In case a reviewer is removed from the review team, the System Administrator can use the Unassign button to check in documents originally assigned to that reviewer so they can be returned to the queue.
Correlation Matrix
Correlation Matrix provides a cross examination of COSMIC scores from all COSMIC groups.
Score Range ([COSMIC GROUP]): the scope to examine; a user can select a Low, Medium or High scope to examine.
Display Mode:Inclusive Docs or All Docs.
Click the Analyze button to run the reports based on the two options above.
The matrix reports the percentage and number of documents with Low, Medium and High scores for each COSMIC group. A user can also click the link to load the corresponding documents into the thread viewer.
E. COSMIC Model Library
Admin rights are required to publish a model to the COSMIC model library. See Admin Guide Section 1. Storybook Settings > F. COSMIC Groups. All other COSMIC model access is available to the end-user.

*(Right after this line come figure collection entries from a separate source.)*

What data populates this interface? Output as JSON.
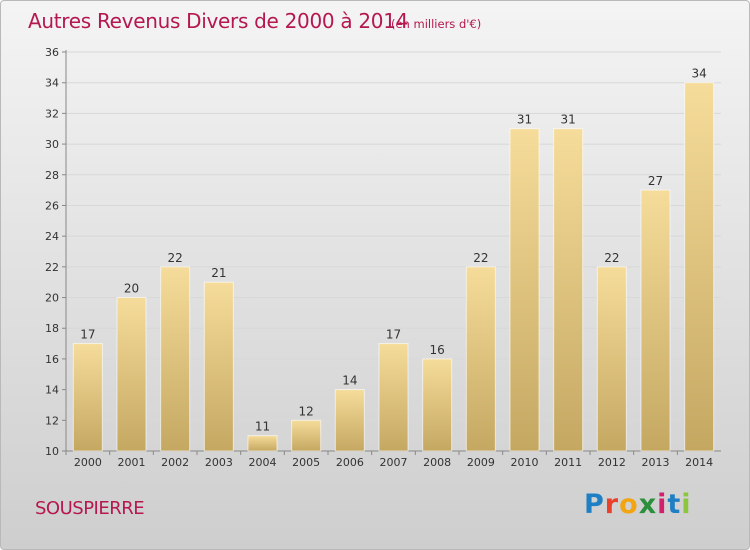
{
  "header": {
    "title": "Autres Revenus Divers de 2000 à 2014",
    "subtitle": "(en milliers d'€)"
  },
  "footer": {
    "commune": "SOUSPIERRE",
    "logo_text": "Proxiti",
    "logo_colors": [
      "#1f7fc4",
      "#e8402a",
      "#f2a511",
      "#2c8f3c",
      "#d21f6e",
      "#1f7fc4",
      "#8cc63f"
    ]
  },
  "colors": {
    "title": "#b5174f",
    "bar_light": "#f6dc9a",
    "bar_dark": "#c4a862",
    "grid": "#d8d8d8"
  },
  "chart_data": {
    "type": "bar",
    "title": "Autres Revenus Divers de 2000 à 2014",
    "subtitle": "(en milliers d'€)",
    "categories": [
      "2000",
      "2001",
      "2002",
      "2003",
      "2004",
      "2005",
      "2006",
      "2007",
      "2008",
      "2009",
      "2010",
      "2011",
      "2012",
      "2013",
      "2014"
    ],
    "values": [
      17,
      20,
      22,
      21,
      11,
      12,
      14,
      17,
      16,
      22,
      31,
      31,
      22,
      27,
      34
    ],
    "ylim": [
      10,
      36
    ],
    "yticks": [
      10,
      12,
      14,
      16,
      18,
      20,
      22,
      24,
      26,
      28,
      30,
      32,
      34,
      36
    ],
    "grid": true,
    "xlabel": "",
    "ylabel": ""
  }
}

Accessing the COSMIC Model Library
You access the COSMIC Model Library through the User dropdown menu by choosing Model library:
The Model library page appears:
NexLP Pre-trained Starter Models
Story Engine comes with a growing number of pre-trained starter reference models. These models are ready out of the box to apply to your data. The list of models is augmented as new versions of Story Engine are released.
Import COSMIC Model
Import a model to the existing model library if you want to use the model in a different Story Engine environment. Click the Model Library tab and then the Import button to show the Model Library Import window:
Select the Choose File button to browse in order to locate the NPS file downloaded in the step above.
Click the Mode tab, find the storybook to which you would like to import the COSMIC model, then click View to view existing models as well as add new models:
A user can set negative sets by using the negative set type options:
Use External: COSMIC will use the negative examples provided in the imported model file. All the negative examples from the external model will be used for training the classifier.
Sample Destination Storybook: COSMIC will randomly draw samples from the current storybook. No negative examples will be used from the external model. A random sample of negative documents from the current storybook will be generated by the classifier based on the number of positive examples present in the external model. Documents that are too short will be excluded. Non-inclusive documents and documents with a pre-existing COSMIC tag will also be excluded.
Both: COSMIC will use both external examples and random samples from the current storybook.
Important
Option to select “Both” is highly recommended.
Note
All positive sets are automatically included from a referenced model and applied to the target COSMIC model.
Once the COSMIC model is successfully added, you will see it in the table.
Next, you must Run Full Process under the settings tab in order to successfully apply the model on top of your data.